The Eve Door & Window sensor, which tells you whether a door or window is open or closed, is a two-piece device with one half residing on the door or window frame and the other on the door/window itself, I thought I might have problems mounting these on my rather ornate woodwork, but I didn't.

In fact, it was easy and the two parts aligned without my having to use the provided spacers. One thing I didn’t mention is that it tracks the number of times the ingress/egress has been accessed. I guess that might let you know that you need to get outside more. Or stay at home more. Elgato says the Door & Window will run for approximately a year on its single half-length AA battery.

The Eve Room environmental sensor is an approximately 3.0-inch square, 1.25-inch thick cube that runs for three months on three AA batteries. It measures the air quality (in parts per million) as well as the temperature and humidity. I actually found this handy when trying to figure out if there was second-hand smoke drifting into my apartment from downstairs. (It turned out to be someone with a malfunctioning chimney nearby.)

Then there was the Eve Weather, another white flattened cube of the almost same dimensions as the Eve Room, requiring only two AA batteries to run four times as long—about a year.

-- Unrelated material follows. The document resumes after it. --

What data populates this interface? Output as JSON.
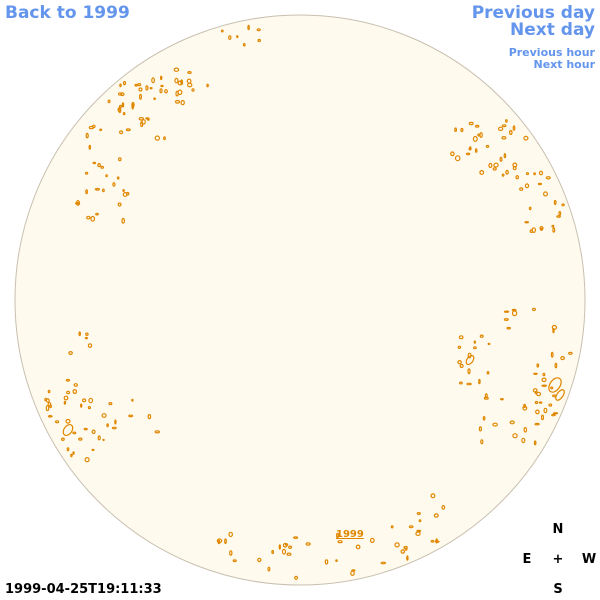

It measures humidity, air pressure, and temperature and is designed for outdoor use. I guess testing air quality is power intensive. Its measurements jived quite well with my other instruments, and it has the mounting recess which is for some reason absent on the Eve Room. (I mounted the Room with double-sided tape) 

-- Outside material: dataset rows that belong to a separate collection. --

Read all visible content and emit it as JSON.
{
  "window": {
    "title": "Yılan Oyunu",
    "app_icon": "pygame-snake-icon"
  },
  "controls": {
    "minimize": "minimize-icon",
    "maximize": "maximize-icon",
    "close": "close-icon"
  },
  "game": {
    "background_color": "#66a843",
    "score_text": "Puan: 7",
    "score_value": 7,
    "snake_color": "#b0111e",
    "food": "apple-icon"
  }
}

The Eve Energy, a three-prong single-outlet power adapter functioned perfectly as well. But it serves only as an on/off switch (it cannot dim a light), and there currently is no scheduling mechanism, though I was told one is planned. The Eve Energy doesn’t require a battery because it plugs into an AC outlet.

The Eve app can break down information along a graph. Other than that, it basically shows you what the sensors are reading and lets you turn the Eve Power on and off.

I didn’t really think I’d use the Eve products much, but they were surprisingly handy. I could tell if my roommate had walked the dogs with the Eve Door, whether it was raining or likely to with the Eve Weather, and I already mentioned accumulating evidence of second-hand smoke with the Room. Once it was working, the Eve system proved useful, but not life-changing. 

There are software features yet to come, but I’m giving all four Elegato products my seal of approval as is. That said, the actual ratings on the product pages reflect their current state of usefulness.